Mark Levenson has a deep understanding of the sacrifices American soldiers made during WWI.
“My great uncle Benjamin Rutstein served in World War I and he was killed on July 15, 1918,” Levenson said.
Levenson, whose family is Jewish - some who immigrated from Russia, says his great uncle made the ultimate sacrifice during the war to protect American liberties.
“America was free America was democracy. It was open to all,” he said.
Veterans Day this year comes 100 years to the day after the end of WWI.

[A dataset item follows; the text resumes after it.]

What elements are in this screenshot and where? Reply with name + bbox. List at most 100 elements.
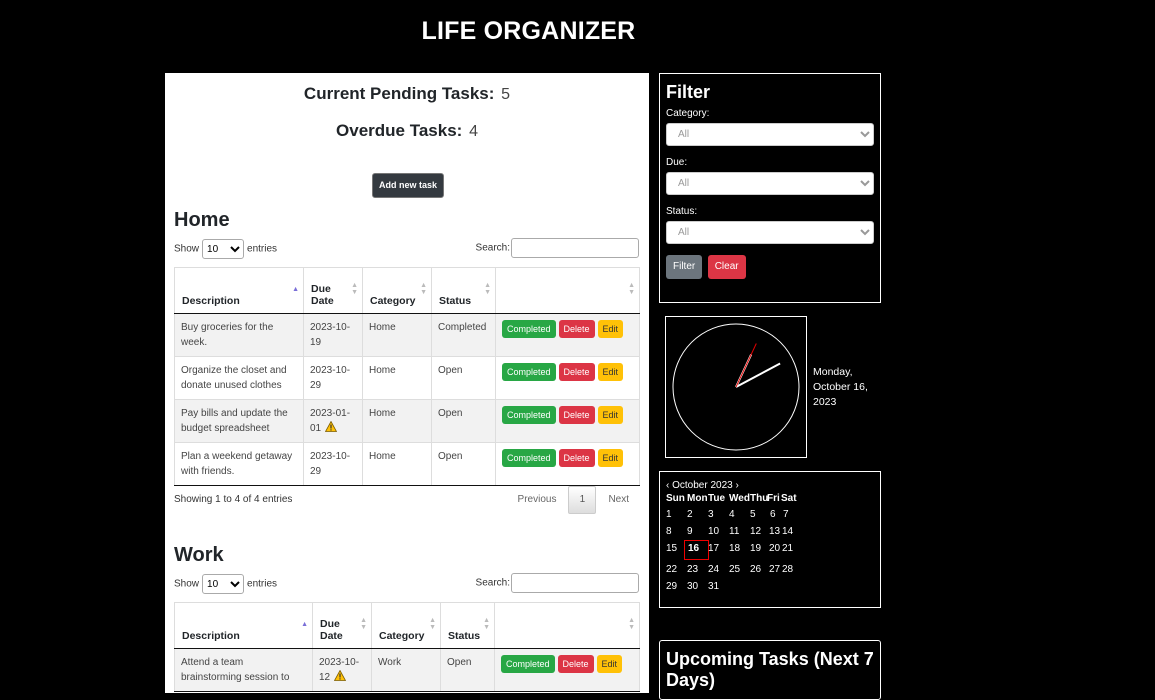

During a Veterans Day Centennial ceremony at the State House Sunday Levenson was among those who gave solemn remarks along with Lieutenant Governor Karyn Polito, other dignitaries, vets and service members.

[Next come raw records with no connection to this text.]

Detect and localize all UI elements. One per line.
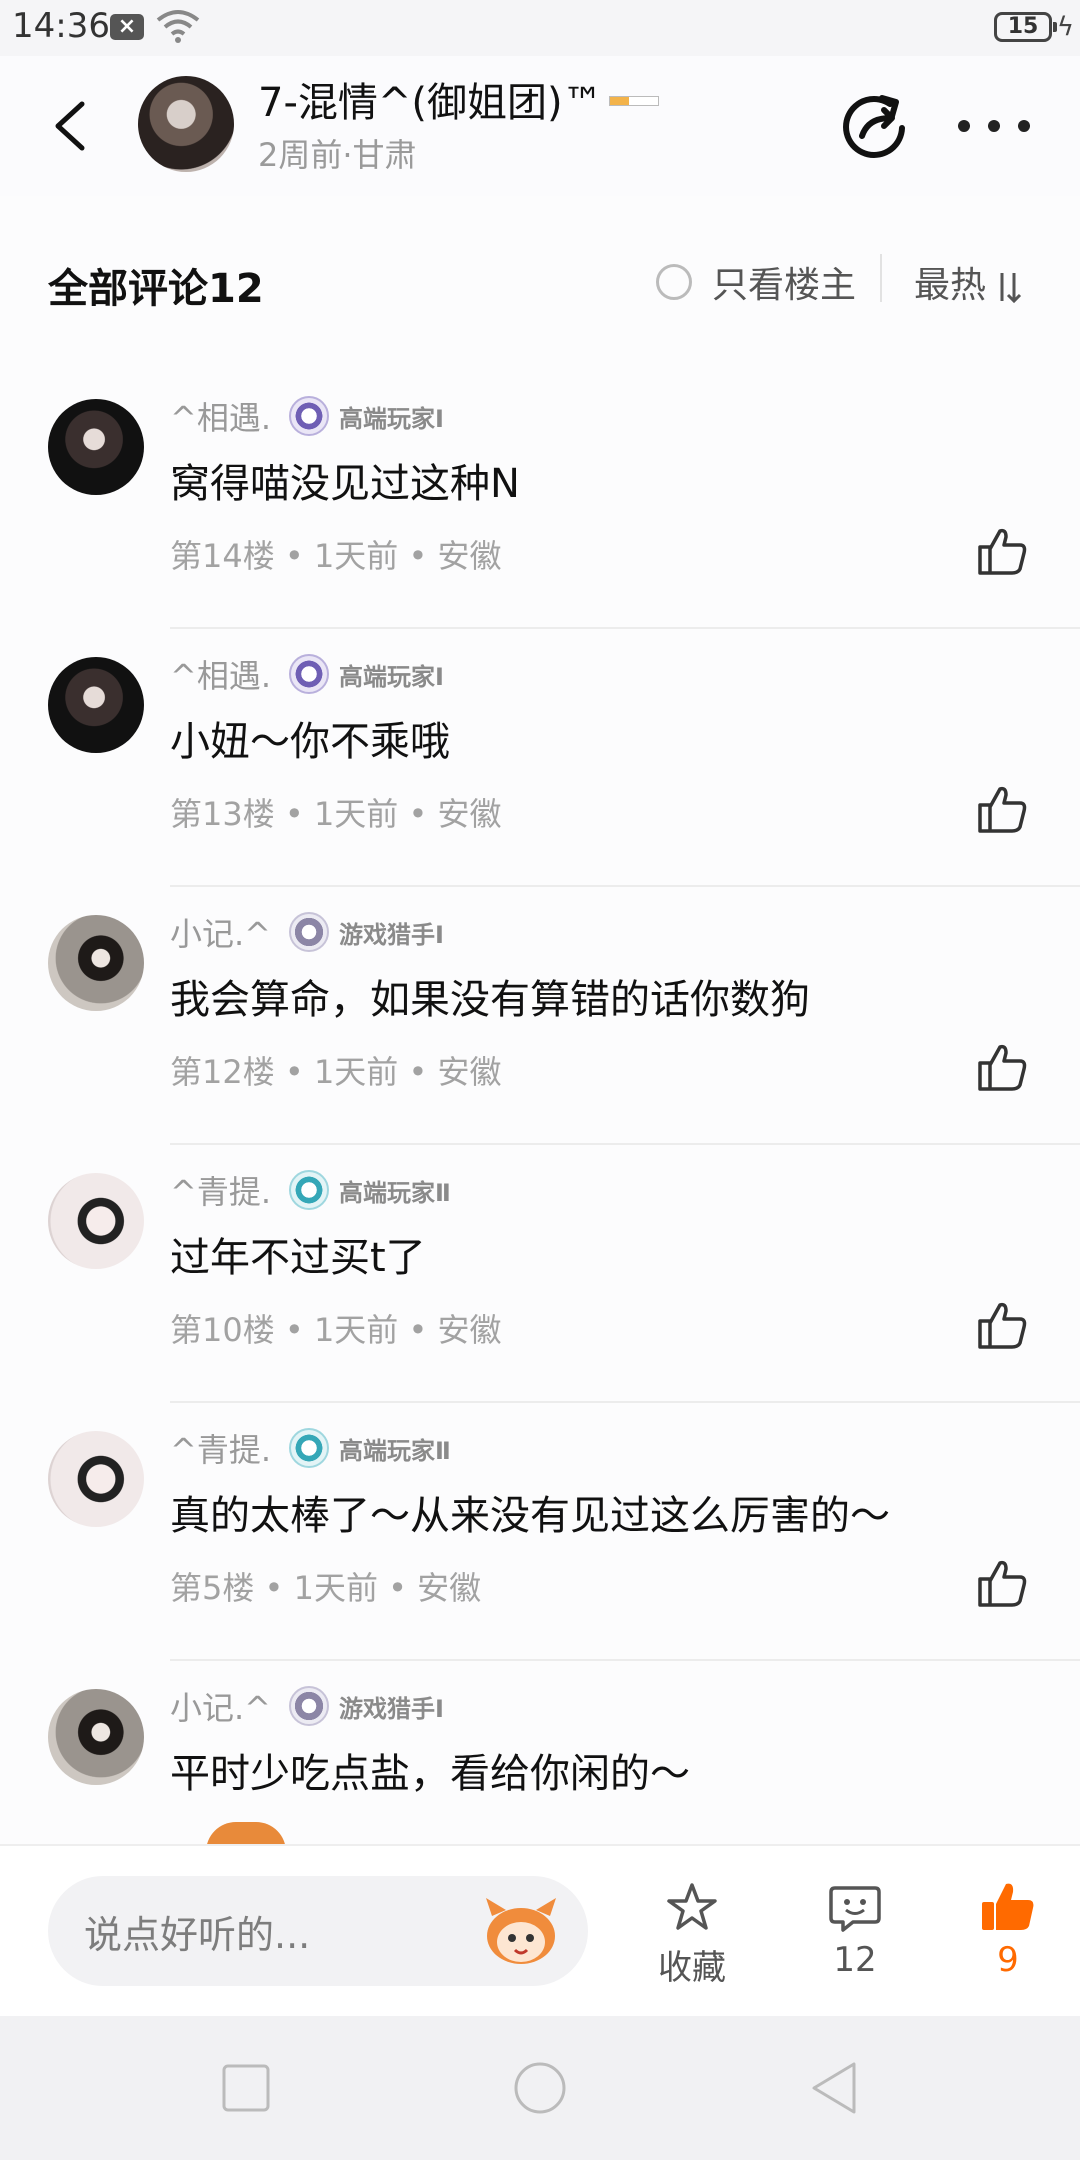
notification-x-icon: ×	[110, 14, 144, 40]
radio-icon[interactable]	[656, 264, 692, 300]
back-arrow-icon[interactable]	[44, 96, 104, 156]
favorite-label: 收藏	[658, 1948, 726, 1988]
sort-button[interactable]: 最热	[914, 256, 1024, 308]
level-badge-label: 游戏猎手Ⅰ	[339, 1694, 444, 1723]
commenter-row: ^相遇. 高端玩家Ⅰ	[170, 651, 444, 697]
more-icon[interactable]	[958, 108, 1030, 144]
system-nav-bar	[0, 2016, 1080, 2160]
comment-item[interactable]: 小记.^ 游戏猎手Ⅰ 我会算命，如果没有算错的话你数狗 第12楼 • 1天前 •…	[0, 887, 1080, 1145]
comment-meta: 第5楼 • 1天前 • 安徽	[170, 1569, 482, 1607]
commenter-avatar[interactable]	[48, 657, 144, 753]
commenter-row: ^青提. 高端玩家Ⅱ	[170, 1425, 451, 1471]
thumb-up-filled-icon	[982, 1883, 1034, 1930]
nav-back-icon[interactable]	[806, 2060, 862, 2116]
level-badge-icon	[289, 1170, 329, 1210]
comments-title: 全部评论12	[48, 266, 264, 312]
wifi-icon	[156, 10, 200, 43]
commenter-row: ^相遇. 高端玩家Ⅰ	[170, 393, 444, 439]
like-icon[interactable]	[976, 1557, 1028, 1609]
commenter-avatar[interactable]	[48, 1689, 144, 1785]
only-op-toggle[interactable]: 只看楼主	[656, 256, 856, 308]
comments-header: 全部评论12 只看楼主 最热	[0, 196, 1080, 371]
level-badge-label: 高端玩家Ⅱ	[339, 1178, 451, 1207]
level-badge-label: 游戏猎手Ⅰ	[339, 920, 444, 949]
status-bar: 14:36 × 15 ϟ	[0, 0, 1080, 56]
sort-label: 最热	[914, 265, 987, 306]
favorite-button[interactable]: 收藏	[632, 1880, 752, 1989]
like-icon[interactable]	[976, 1299, 1028, 1351]
level-badge-icon	[289, 654, 329, 694]
nav-recent-icon[interactable]	[218, 2060, 274, 2116]
comment-meta: 第13楼 • 1天前 • 安徽	[170, 795, 502, 833]
comment-text: 平时少吃点盐，看给你闲的～	[170, 1751, 690, 1797]
only-op-label: 只看楼主	[712, 265, 857, 306]
comment-text: 窝得喵没见过这种N	[170, 461, 520, 507]
level-badge-label: 高端玩家Ⅰ	[339, 404, 444, 433]
bottom-action-bar: 说点好听的... 收藏 12 9	[0, 1844, 1080, 2016]
level-badge-icon	[289, 396, 329, 436]
level-badge-icon	[289, 912, 329, 952]
comment-item[interactable]: ^青提. 高端玩家Ⅱ 过年不过买t了 第10楼 • 1天前 • 安徽	[0, 1145, 1080, 1403]
comments-section: 全部评论12 只看楼主 最热 ^相遇. 高端玩家Ⅰ 窝得喵没见过这种N 第14楼…	[0, 196, 1080, 1844]
cigarette-icon	[608, 96, 659, 106]
comment-icon	[829, 1886, 881, 1932]
level-badge-icon	[289, 1428, 329, 1468]
comment-item[interactable]: 小记.^ 游戏猎手Ⅰ 平时少吃点盐，看给你闲的～	[0, 1661, 1080, 1844]
post-meta: 2周前·甘肃	[258, 136, 417, 174]
comment-meta: 第14楼 • 1天前 • 安徽	[170, 537, 502, 575]
commenter-name[interactable]: ^相遇.	[170, 651, 271, 697]
nav-home-icon[interactable]	[512, 2060, 568, 2116]
commenter-row: 小记.^ 游戏猎手Ⅰ	[170, 909, 444, 955]
mascot-icon[interactable]	[482, 1894, 560, 1968]
comment-item[interactable]: ^青提. 高端玩家Ⅱ 真的太棒了～从来没有见过这么厉害的～ 第5楼 • 1天前 …	[0, 1403, 1080, 1661]
commenter-row: ^青提. 高端玩家Ⅱ	[170, 1167, 451, 1213]
comment-text: 小妞～你不乘哦	[170, 719, 450, 765]
commenter-name[interactable]: ^相遇.	[170, 393, 271, 439]
like-icon[interactable]	[976, 783, 1028, 835]
status-time: 14:36	[12, 6, 110, 46]
battery-icon: 15	[994, 12, 1057, 42]
commenter-avatar[interactable]	[48, 1431, 144, 1527]
author-name-text: 7-混情^(御姐团)™	[258, 80, 603, 126]
commenter-name[interactable]: ^青提.	[170, 1425, 271, 1471]
commenter-row: 小记.^ 游戏猎手Ⅰ	[170, 1683, 444, 1729]
divider	[880, 254, 882, 302]
like-post-button[interactable]: 9	[948, 1880, 1068, 1980]
comment-item[interactable]: ^相遇. 高端玩家Ⅰ 窝得喵没见过这种N 第14楼 • 1天前 • 安徽	[0, 371, 1080, 629]
level-badge-label: 高端玩家Ⅰ	[339, 662, 444, 691]
star-icon	[667, 1883, 717, 1930]
author-name[interactable]: 7-混情^(御姐团)™	[258, 70, 659, 128]
sort-icon	[1000, 273, 1022, 304]
level-badge-icon	[289, 1686, 329, 1726]
charging-icon: ϟ	[1056, 12, 1074, 42]
like-icon[interactable]	[976, 1041, 1028, 1093]
commenter-avatar[interactable]	[48, 399, 144, 495]
commenter-avatar[interactable]	[48, 1173, 144, 1269]
commenter-name[interactable]: ^青提.	[170, 1167, 271, 1213]
comment-input[interactable]: 说点好听的...	[48, 1876, 588, 1986]
comment-text: 真的太棒了～从来没有见过这么厉害的～	[170, 1493, 890, 1539]
comment-input-placeholder: 说点好听的...	[84, 1913, 311, 1957]
commenter-name[interactable]: 小记.^	[170, 1683, 271, 1729]
like-count: 9	[997, 1940, 1019, 1980]
comment-item[interactable]: ^相遇. 高端玩家Ⅰ 小妞～你不乘哦 第13楼 • 1天前 • 安徽	[0, 629, 1080, 887]
comment-count-button[interactable]: 12	[795, 1880, 915, 1980]
comment-text: 我会算命，如果没有算错的话你数狗	[170, 977, 810, 1023]
share-icon[interactable]	[838, 88, 914, 164]
post-header: 7-混情^(御姐团)™ 2周前·甘肃	[0, 56, 1080, 196]
commenter-name[interactable]: 小记.^	[170, 909, 271, 955]
comment-meta: 第12楼 • 1天前 • 安徽	[170, 1053, 502, 1091]
comment-meta: 第10楼 • 1天前 • 安徽	[170, 1311, 502, 1349]
author-avatar[interactable]	[138, 76, 234, 172]
level-badge-label: 高端玩家Ⅱ	[339, 1436, 451, 1465]
comment-count: 12	[833, 1940, 877, 1980]
comment-text: 过年不过买t了	[170, 1235, 426, 1281]
commenter-avatar[interactable]	[48, 915, 144, 1011]
like-icon[interactable]	[976, 525, 1028, 577]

Lt. Gov Karyn Polito: “We believe in this country so deeply and so greatly that there’s sacrifice was worth it.”
Former Prisoner of War Timothy Sullivan lit a candle in honor of all Prisoners of War.

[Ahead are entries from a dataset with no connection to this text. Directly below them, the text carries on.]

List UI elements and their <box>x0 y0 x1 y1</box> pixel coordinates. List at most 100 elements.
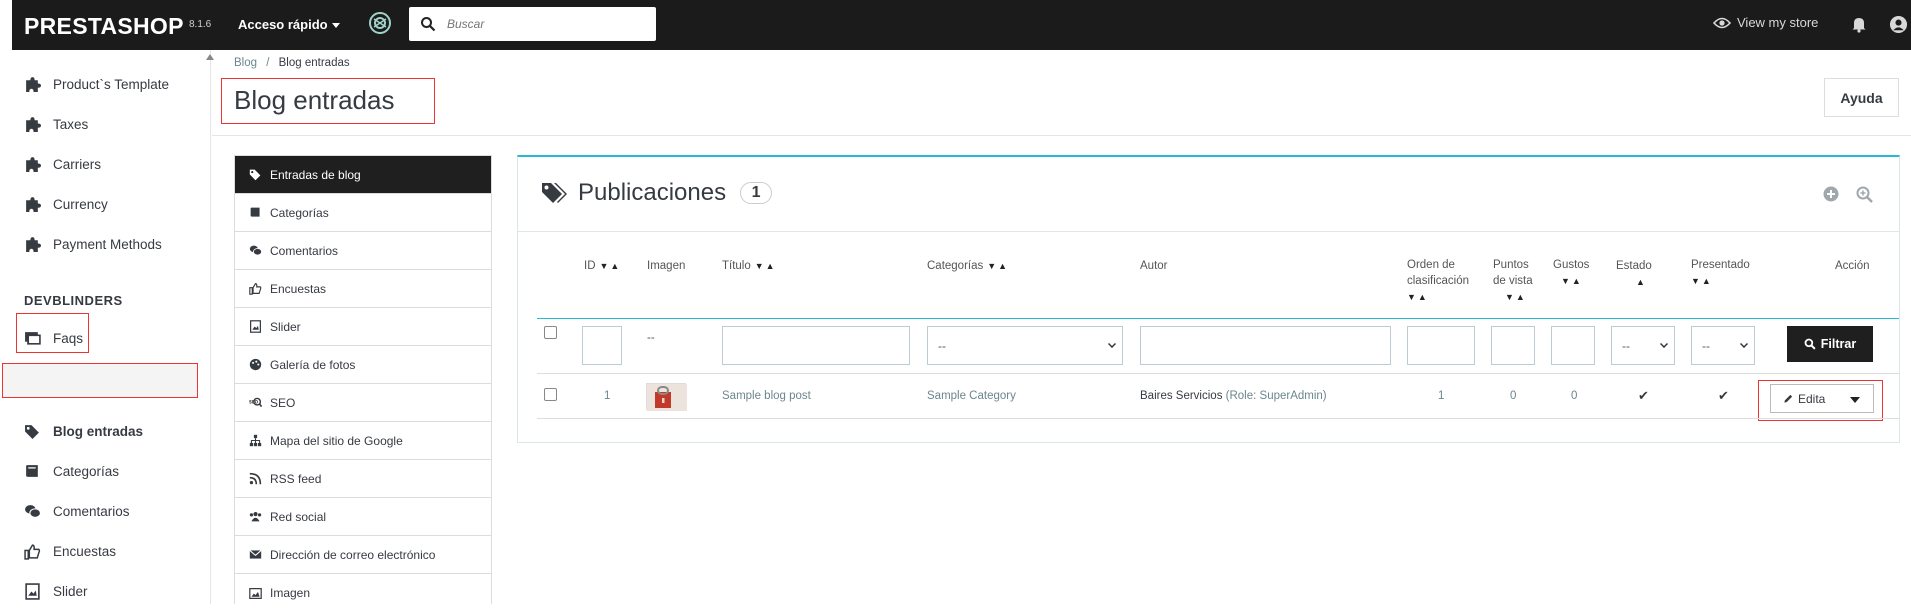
module-menu-rss[interactable]: RSS feed <box>235 460 491 498</box>
sidebar-item-slider[interactable]: Slider <box>24 583 88 600</box>
sort-arrows-icon[interactable]: ▼▲ <box>600 258 622 274</box>
view-my-store-link[interactable]: View my store <box>1713 15 1818 30</box>
users-icon <box>249 512 262 522</box>
show-sql-query-icon[interactable] <box>1856 186 1873 203</box>
sidebar-item-label: Currency <box>53 197 108 212</box>
cell-orden: 1 <box>1438 390 1445 402</box>
select-value: -- <box>1622 338 1630 353</box>
filter-autor-input[interactable] <box>1140 326 1391 365</box>
column-header-titulo: Título ▼▲ <box>722 258 777 274</box>
puzzle-icon <box>26 77 41 92</box>
status-check-icon[interactable]: ✔ <box>1638 388 1649 404</box>
image-icon <box>249 587 262 599</box>
sort-arrows-icon[interactable]: ▼▲ <box>1407 289 1429 305</box>
chevron-down-icon <box>1660 340 1668 348</box>
breadcrumb-link-blog[interactable]: Blog <box>234 57 257 69</box>
featured-check-icon[interactable]: ✔ <box>1718 388 1729 404</box>
search-input[interactable] <box>447 15 647 33</box>
column-header-label: Puntos <box>1493 259 1529 271</box>
edit-button[interactable]: Edita <box>1771 392 1825 406</box>
user-account-icon[interactable] <box>1889 15 1908 34</box>
image-file-icon <box>25 583 40 600</box>
filter-titulo-input[interactable] <box>722 326 910 365</box>
sidebar-section-devblinders: DEVBLINDERS <box>24 293 123 308</box>
quick-access-label: Acceso rápido <box>238 17 328 32</box>
chevron-down-icon <box>1108 340 1116 348</box>
cell-categoria: Sample Category <box>927 390 1016 402</box>
help-button[interactable]: Ayuda <box>1824 78 1899 117</box>
prestashop-logo[interactable]: PRESTASHOP <box>24 13 184 40</box>
module-menu-label: Comentarios <box>270 243 339 258</box>
sort-arrows-icon[interactable]: ▼▲ <box>987 258 1009 274</box>
column-header-label: Estado <box>1616 260 1652 272</box>
filter-id-input[interactable] <box>582 326 622 365</box>
search-icon <box>1804 338 1816 350</box>
column-header-estado: Estado ▲ <box>1616 258 1652 290</box>
sidebar-item-blog-entries[interactable]: Blog entradas <box>24 423 143 440</box>
sidebar-item-currency[interactable]: Currency <box>24 196 108 213</box>
sort-arrows-icon[interactable]: ▼▲ <box>1561 273 1583 289</box>
scroll-up-arrow-icon[interactable] <box>206 54 214 60</box>
sidebar-item-carriers[interactable]: Carriers <box>24 156 101 173</box>
quick-access-menu[interactable]: Acceso rápido <box>238 17 340 32</box>
filter-puntos-input[interactable] <box>1491 326 1535 365</box>
puzzle-icon <box>26 117 41 132</box>
module-menu-label: Entradas de blog <box>270 167 361 182</box>
sort-arrows-icon[interactable]: ▼▲ <box>1691 273 1713 289</box>
sidebar-item-taxes[interactable]: Taxes <box>24 116 88 133</box>
module-menu-imagen[interactable]: Imagen <box>235 574 491 612</box>
search-icon[interactable] <box>420 16 436 32</box>
row-checkbox[interactable] <box>544 388 557 401</box>
filter-categoria-select[interactable]: -- <box>927 326 1123 365</box>
tags-icon <box>249 169 261 181</box>
module-menu-seo[interactable]: SEO SEO <box>235 384 491 422</box>
module-menu-entradas-de-blog[interactable]: Entradas de blog <box>235 156 491 194</box>
module-menu-galeria[interactable]: Galería de fotos <box>235 346 491 384</box>
column-header-label: Presentado <box>1691 259 1750 271</box>
module-menu-slider[interactable]: Slider <box>235 308 491 346</box>
filter-button[interactable]: Filtrar <box>1787 326 1873 362</box>
module-menu-sitemap[interactable]: Mapa del sitio de Google <box>235 422 491 460</box>
data-row-divider <box>537 418 1899 419</box>
module-menu-categorias[interactable]: Categorías <box>235 194 491 232</box>
highlight-box <box>2 363 198 398</box>
edit-button-label: Edita <box>1798 391 1826 406</box>
column-header-label: Gustos <box>1553 259 1590 271</box>
breadcrumb-current: Blog entradas <box>278 57 350 69</box>
notifications-bell-icon[interactable] <box>1850 15 1868 33</box>
module-menu-comentarios[interactable]: Comentarios <box>235 232 491 270</box>
caret-down-icon <box>331 23 340 29</box>
palette-icon <box>249 358 262 371</box>
filter-orden-input[interactable] <box>1407 326 1475 365</box>
module-menu-encuestas[interactable]: Encuestas <box>235 270 491 308</box>
column-header-gustos: Gustos ▼▲ <box>1553 257 1589 289</box>
ai-assistant-icon[interactable] <box>368 11 392 35</box>
sort-arrows-icon[interactable]: ▲ <box>1636 274 1647 290</box>
filter-estado-select[interactable]: -- <box>1611 326 1675 365</box>
sort-arrows-icon[interactable]: ▼▲ <box>755 258 777 274</box>
filter-gustos-input[interactable] <box>1551 326 1595 365</box>
author-role: (Role: SuperAdmin) <box>1225 390 1327 402</box>
book-icon <box>250 207 260 217</box>
comments-icon <box>249 245 262 256</box>
sidebar-item-label: Blog entradas <box>53 424 144 439</box>
sort-arrows-icon[interactable]: ▼▲ <box>1505 289 1527 305</box>
author-name: Baires Servicios <box>1140 390 1223 402</box>
sidebar-item-comentarios[interactable]: Comentarios <box>24 503 130 520</box>
filter-presentado-select[interactable]: -- <box>1691 326 1755 365</box>
select-all-checkbox[interactable] <box>544 326 557 339</box>
edit-button-group[interactable]: Edita <box>1770 384 1874 413</box>
cell-id: 1 <box>604 390 611 402</box>
module-menu-email[interactable]: Dirección de correo electrónico <box>235 536 491 574</box>
sidebar-item-payment-methods[interactable]: Payment Methods <box>24 236 162 253</box>
cell-gustos: 0 <box>1571 390 1578 402</box>
sidebar-item-encuestas[interactable]: Encuestas <box>24 543 116 560</box>
sidebar-item-products-template[interactable]: Product`s Template <box>24 76 169 93</box>
filter-button-label: Filtrar <box>1820 337 1857 351</box>
post-thumbnail[interactable] <box>646 383 687 411</box>
add-new-icon[interactable] <box>1823 186 1839 202</box>
caret-down-icon[interactable] <box>1850 397 1860 403</box>
module-menu-red-social[interactable]: Red social <box>235 498 491 536</box>
sidebar-item-categorias[interactable]: Categorías <box>24 463 119 480</box>
column-header-label: clasificación <box>1407 275 1469 287</box>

“I went on a 10,000 foot parachute ride. Got captured immediately,” Sullivan said. “Taken it to Hanoi the next morning.”
For Sullivan this day is about learning from the past.
“World war one was supposed to be the war to end all wars,” Sullivan said.
But WWI did not end all wars. Many more would follow, many more people would serve and many would not come home.
“All the veterans who fought and also for our country service and sacrifice,” Levenson said.
The event was hosted by the Department of Veterans Services.